On the whole, liposuction is a safe procedure. But being a surgical procedure, it presents the usual risks of any surgery, as well as a few that are specific to liposuction. The studies of liposuction complications show a variety of results. The main complications of liposuction are:
- Infection
- Embolism
- Perforation
- Fluid imbalance
- Toxicity from anesthesia
- Blood clots
- Excessive blood loss
- Skin irregularities
- More minor post-op conditions
Infection is always a surgical risk but can be avoided if both the plastic surgeon and patient take care. An antibiotic may be prescribed as a preventive measure. Be sure and keep the incision area(s) clean afterwards until they’re fully healed.
Serious infections are rare but possible. One is called necrotizing fasciitis, (an infection where bacteria in the wound feed on the tissue, destroying it). Another is toxic shock syndrome, (an acute infection of Staphylococcus bacteria which causes nausea, diarrhea and shock). When the body goes into shock, its physiological process slow down and weaken dangerously; e.g., shallow breathing, weak pulse, and low blood pressure.
An embolism is an abnormal particle circulating in the blood. After liposuction it’s most likely to be a fat embolism, where fat particles have been loosened, and one finds it way through a ruptured blood vessel into the circulatory system. It can then get caught in the lungs or brain. An embolism can cause permanent disability or death.
Perforation of internal organs such as the intestines during abdominal liposuction is a possibility. This can happen because during the procedure, the surgeon can’t see exactly where the tube, or cannula, is as he works to loosen and remove fat. Such visceral punctures can be fatal but an experienced and careful surgeon is very unlikely to cause one.
Fluid Imbalance is possible in any liposuction procedure, but especially when too large an amount of fat is removed. “Too large” would be over 11 pounds or so (5,000 cc’s). Fat contains a lot of water. When, at the same time, large amounts of diluted local anesthetic are injected into the body, fluid imbalance can result. The kidneys will then overwork themselves trying to correct the balance, and excess fluid can collect in the lungs, causing difficulty with breathing.

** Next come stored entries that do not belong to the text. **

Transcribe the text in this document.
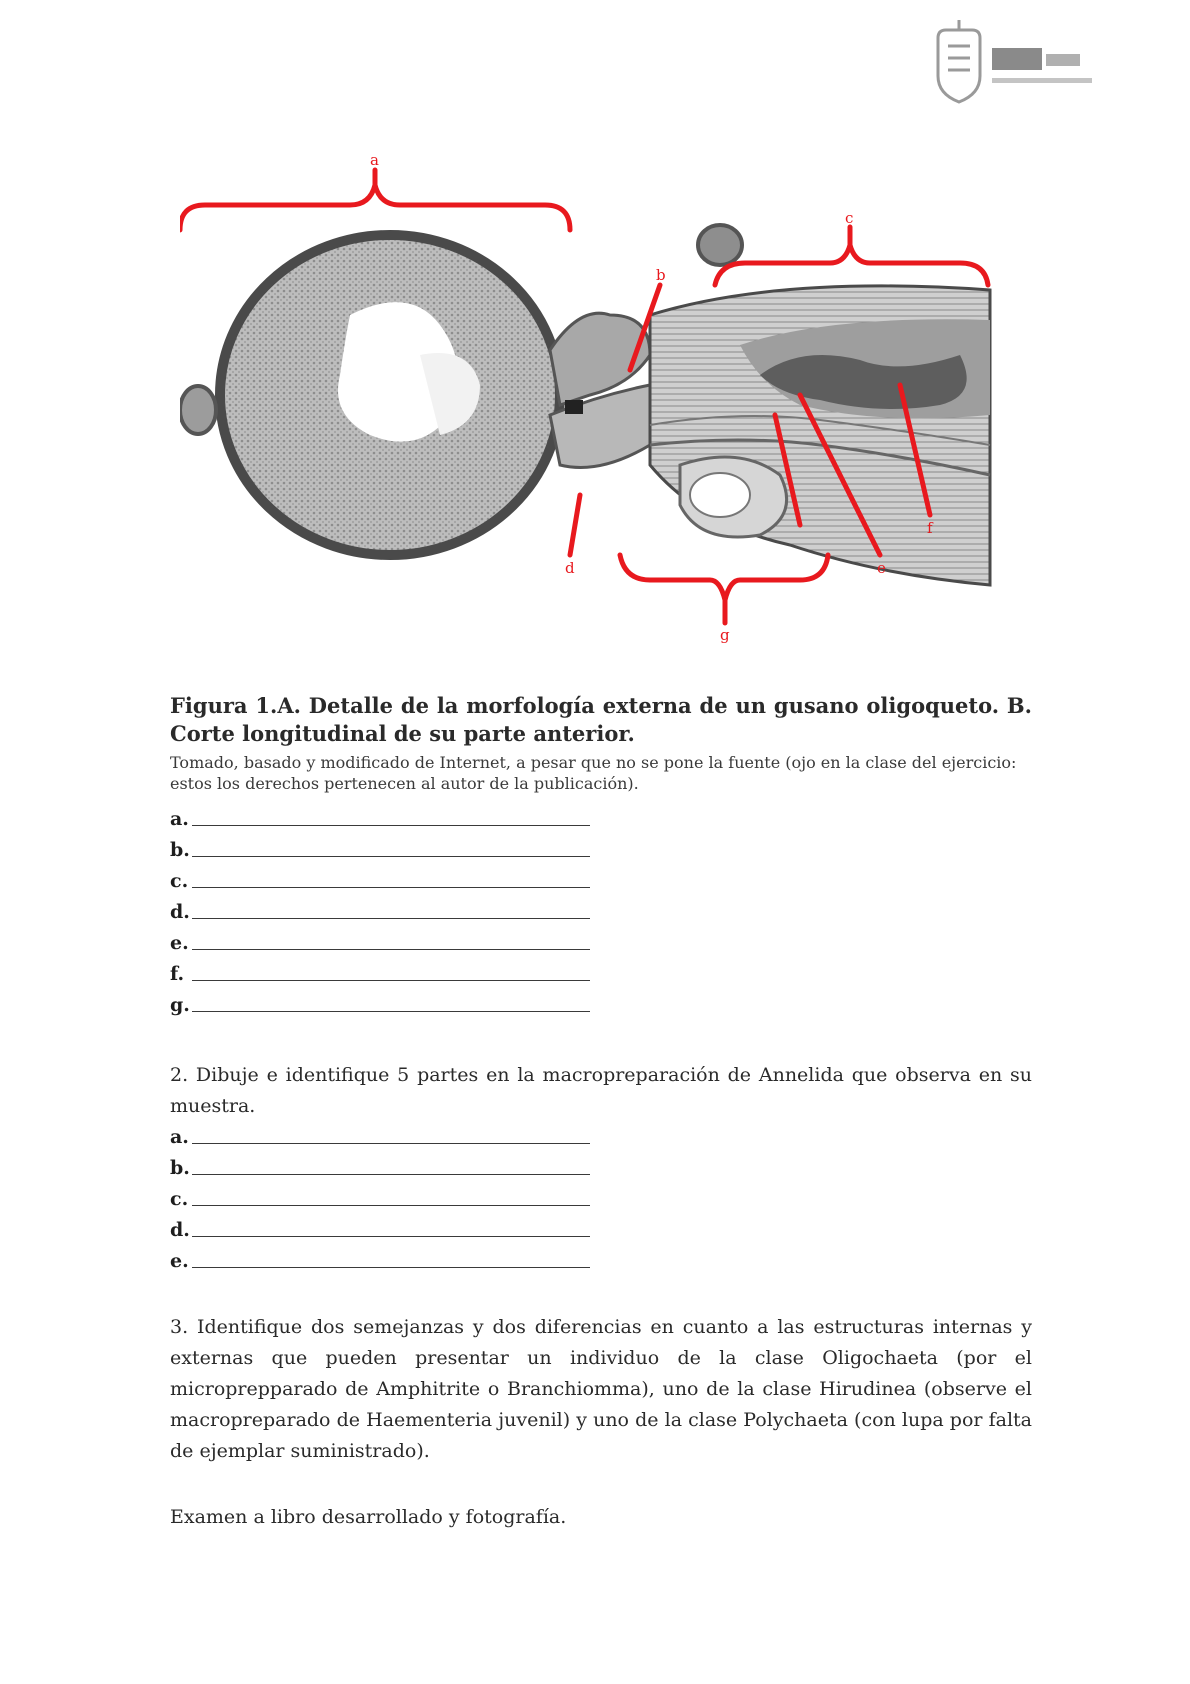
a
c
b
g
e
f
d

Figura 1.A. Detalle de la morfología externa de un gusano oligoqueto. B. Corte longitudinal de su parte anterior.

Tomado, basado y modificado de Internet, a pesar que no se pone la fuente (ojo en la clase del ejercicio: estos los derechos pertenecen al autor de la publicación).

a.
b.
c.
d.
e.
f.
g.

2. Dibuje e identifique 5 partes en la macropreparación de Annelida que observa en su muestra.

a.
b.
c.
d.
e.

3. Identifique dos semejanzas y dos diferencias en cuanto a las estructuras internas y externas que pueden presentar un individuo de la clase Oligochaeta (por el microprepparado de Amphitrite o Branchiomma), uno de la clase Hirudinea (observe el macropreparado de Haementeria juvenil) y uno de la clase Polychaeta (con lupa por falta de ejemplar suministrado).

Examen a libro desarrollado y fotografía.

Toxicity from anesthesia: Lidocaine is often used as a local anesthetic, injected in a saline solution. In tumescent liposuction, where a very large amount of this fluid is injected, the body may end up with too much lidocaine. If the person for any reason has diminished liver function (e.g. from excess alcohol consumption over a period of years), the body may not be able to process this lidocaine infusion adequately. Symptoms of lidocaine poisoning are light-headedness, numbness in the mouth, shivering, sleepiness, and twitching muscles. In a severe case, the heart can stop. However, this toxicity occurs in a very tiny percentage of cases.
Blood clots are a danger any time we remain still for too long, as in bedrest, surgery, or long plane flights. The blood pools, typically in the leg veins, and clots from lack of circulation. If a clot then breaks free and travels through the circulatory system, it’s known as an embolism (see above) and can get caught in the lungs or brain.
Excessive blood loss is seldom a complication any more. The techniques that caused it have been mostly abandoned (i.e., the dry technique, wet technique, and the super-wet technique). With the tumescent technique, which is most commonly used today, only about 1% of the total fluid removed is blood.
Skin Irregularities.
Skin slough refers to the death and detaching of skin. If a surgeon uses too large a cannula it can damage skin, causing it to slough off. And if the patient has impaired blood circulation for any reason (e.g., diabetes, excess smoking) that can be conducive to skin sloughing, but a responsible surgeon would screen his patients for this type of pre-condition.
Loose skin post-op can be a problem for a short while but usually the skin shrinks to fit the new shape. In older patients there may be a residual loose flap or two and these can be corrected later on by further surgery.
Some post-op conditions that don’t rise to the level of being “complications” are:
Swelling and bruising: Swelling is caused by the injection of saline solution at the beginning of the liposuction. (This is part of the tumescent technique and the solution contains lidocaine as an anesthetic and epinephrine to reduce bleeding.) So when the procedure is finished, rapid draining is important to facilite healing and minimize swelling and bruising and the accompanying pain. Also the patient should wear a compression garment to encourage the drainage. Swelling may last up to 6 months or so.
A seroma is a pooling of the watery component of blood, the serum. It can be drained out with a needle.
Numbness usually lasts only for several weeks.
Keloid scars are red and raised. They occur rarely and generally in people who are predisposed to get them by their genetic background. Treatments are not always successful.